Tak hanya itu, ia pun mengingatkan untuk sama-sama kompak mengakhiri penyebaran Covid-19. Di kondisi seperti sekarang, tak perlu mencari kesalahan, yang terpenting bagaimana masing-masing individu bisa menghentikan penularan virus corona. Terapkan protokol kesehatan dan jalani vaksin supaya gejala yang ditimbulkan tak terlalu parah.
“Ayolah energinya kita habiskan buat sama-sama menghentikan penularan Covid ini, daripada habis untuk menghujat dan negatifnya mulu. Katanya sudah capek sama keadaan begini. Kalau gak bareng dan seirama gak bakalan beres. Nah, kalau semua mau bikin irama sendiri-sendiri bingunglah,” lanjutnya.
ADVERTISEMENTS
Tanggapan Tompi ini mendapat beragam respons. Banyak yang setuju, tetapi ada juga yang merasa candaan warganet karena peraturan pemerintah yang terkesan berubah-ubah
Sikap bercandaan masyarakat Indonesia bagi sebagian orang memang dianggap berlebihan. Biasanya langsung diikuti yang lainnya, sampai konten tersebut sudah tak viral lagi. Lelucon ini pun semakin marak setelah deretan figur publik mengungkapkan hal serupa, sebut saja Chef Arnold hingga musisi Fiersa Besari. Menaggapi pernyataan dokter Tompi, banyak warganet yang setuju sebab pandemi Covid-19 jadi dianggap sepele, padahal kasus kematian karena Covid-19 terus bertambah.

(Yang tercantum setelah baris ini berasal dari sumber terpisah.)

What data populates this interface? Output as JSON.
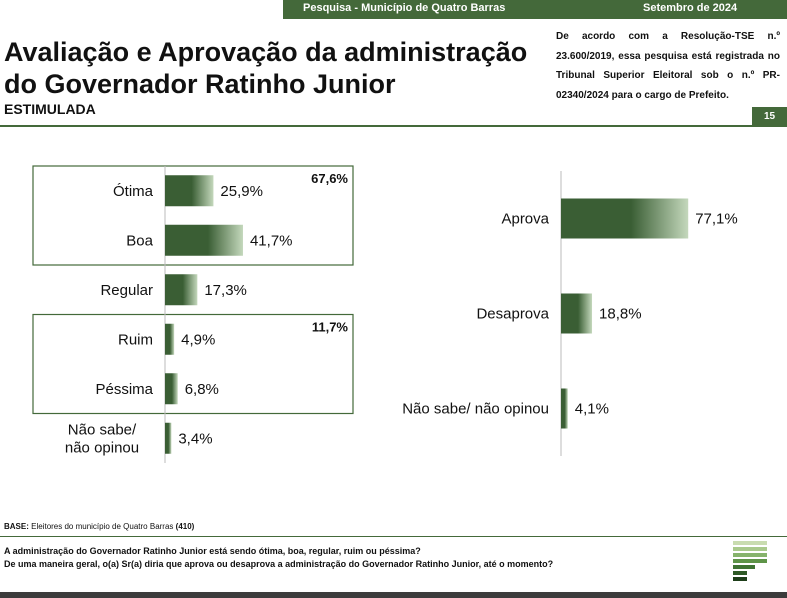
{
  "header": {
    "survey_label": "Pesquisa - Município de Quatro Barras",
    "date_label": "Setembro de 2024",
    "page_number": "15"
  },
  "title_line1": "Avaliação e Aprovação da administração",
  "title_line2": "do Governador Ratinho Junior",
  "subtitle": "ESTIMULADA",
  "registration_note": "De acordo com a Resolução-TSE n.º 23.600/2019, essa pesquisa está registrada no Tribunal Superior Eleitoral sob o n.º PR-02340/2024 para o cargo de Prefeito.",
  "base_label": "BASE:",
  "base_text": "Eleitores do município de Quatro Barras",
  "base_count": "(410)",
  "question1": "A administração do Governador Ratinho Junior está sendo ótima, boa, regular, ruim ou péssima?",
  "question2": "De uma maneira geral, o(a) Sr(a) diria que aprova ou desaprova a administração do Governador Ratinho Junior, até o momento?",
  "colors": {
    "accent": "#44693a",
    "bar_dark": "#3a5e34",
    "bar_light": "#c4d8bc"
  },
  "chart_data": [
    {
      "type": "bar",
      "orientation": "horizontal",
      "categories": [
        "Ótima",
        "Boa",
        "Regular",
        "Ruim",
        "Péssima",
        "Não sabe/ não opinou"
      ],
      "values": [
        25.9,
        41.7,
        17.3,
        4.9,
        6.8,
        3.4
      ],
      "value_labels": [
        "25,9%",
        "41,7%",
        "17,3%",
        "4,9%",
        "6,8%",
        "3,4%"
      ],
      "groups": [
        {
          "members": [
            "Ótima",
            "Boa"
          ],
          "total_label": "67,6%"
        },
        {
          "members": [
            "Ruim",
            "Péssima"
          ],
          "total_label": "11,7%"
        }
      ],
      "xlim": [
        0,
        100
      ]
    },
    {
      "type": "bar",
      "orientation": "horizontal",
      "categories": [
        "Aprova",
        "Desaprova",
        "Não sabe/ não opinou"
      ],
      "values": [
        77.1,
        18.8,
        4.1
      ],
      "value_labels": [
        "77,1%",
        "18,8%",
        "4,1%"
      ],
      "xlim": [
        0,
        100
      ]
    }
  ]
}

Tak sedikt yang berpandangan bahwa hal ini sebagai gambaran bagaimana pemerintah membuat peraturan yang tak konsisten, terkesan berubah-ubah dan tidak tegas. Apalagi semenjak awal masuknya Covid-19 yang dipandang sebelah mata oleh beberapa pejabat. Adanya lelucon tersebut pun jadi menggambarkan bahwa orang Indonesia suka hal sederhana yang dibuat sulit. Padahal jika makan pun tak selesai bisa langsung dibawa pulang, atau lebih baik tak perlu datang hanya memesan lewat online.

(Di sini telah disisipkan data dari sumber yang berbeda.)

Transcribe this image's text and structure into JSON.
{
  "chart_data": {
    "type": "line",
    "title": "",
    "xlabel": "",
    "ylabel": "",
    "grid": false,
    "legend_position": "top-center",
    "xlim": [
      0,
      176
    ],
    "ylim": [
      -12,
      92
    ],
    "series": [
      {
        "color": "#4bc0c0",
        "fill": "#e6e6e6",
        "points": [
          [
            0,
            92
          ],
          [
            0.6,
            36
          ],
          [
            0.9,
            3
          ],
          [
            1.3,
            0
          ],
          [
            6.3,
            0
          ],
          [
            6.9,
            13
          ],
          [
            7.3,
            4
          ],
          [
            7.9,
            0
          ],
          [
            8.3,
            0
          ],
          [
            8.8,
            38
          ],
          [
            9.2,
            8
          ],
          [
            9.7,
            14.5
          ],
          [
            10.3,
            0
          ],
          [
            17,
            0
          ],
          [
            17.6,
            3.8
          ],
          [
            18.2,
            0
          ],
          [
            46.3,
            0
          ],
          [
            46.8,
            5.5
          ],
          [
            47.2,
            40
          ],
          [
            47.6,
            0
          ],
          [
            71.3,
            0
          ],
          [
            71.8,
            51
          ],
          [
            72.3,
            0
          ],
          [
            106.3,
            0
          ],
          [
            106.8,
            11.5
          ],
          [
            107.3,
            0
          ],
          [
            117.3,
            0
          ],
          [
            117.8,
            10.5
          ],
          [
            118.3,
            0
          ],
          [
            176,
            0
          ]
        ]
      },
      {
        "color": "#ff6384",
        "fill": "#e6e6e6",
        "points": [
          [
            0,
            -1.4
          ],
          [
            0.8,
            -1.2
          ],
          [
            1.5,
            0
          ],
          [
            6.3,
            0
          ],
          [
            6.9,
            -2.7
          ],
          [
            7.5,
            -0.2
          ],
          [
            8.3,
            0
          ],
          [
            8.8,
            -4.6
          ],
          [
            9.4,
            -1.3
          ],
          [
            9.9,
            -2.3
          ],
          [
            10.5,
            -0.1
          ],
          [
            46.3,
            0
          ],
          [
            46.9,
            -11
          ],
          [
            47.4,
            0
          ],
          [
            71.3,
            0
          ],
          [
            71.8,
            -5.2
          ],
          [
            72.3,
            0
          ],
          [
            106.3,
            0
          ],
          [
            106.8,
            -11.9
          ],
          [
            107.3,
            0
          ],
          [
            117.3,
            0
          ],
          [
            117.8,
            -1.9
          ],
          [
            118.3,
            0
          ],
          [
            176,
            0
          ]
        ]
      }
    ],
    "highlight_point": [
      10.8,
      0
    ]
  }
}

“Saya juga heran. Bukan menangkap esensinya dan banyak bersyukur. Penjual dapat rezeki, pembeli dapat makanan dengan selamat. Win-win solution. Biar cepat pesan lebih dulu via WA atau kertas pesanan. Tinggal dulu, tanya, kira-kira diambil jam berapa. Atau tunggu di parkiran. Prinsip take away masih harus dilakukan,” komentar akun @Fatma***
“Maaf, sepertinya bukan bercanda, tapi itu kritik atas kebijakan publik yang pembuatnya saja tidak tahu gimana cara menegakkan, memonitor, dan mengevaluasinya. Ketika monevnya tidak jelas, maka sebuah kebijakan publik itu sudah gagal di awal,” pendapat yang lain.
Terlepas dari polemik, sudah seharusnya individu bertangung jawab pada dirinya sendiri. Tak perlu diawasi dahulu baru peraturan dilakukan, jika ingin pandemi berakhir maka harus bisa sama-sama menekan penyebarannya.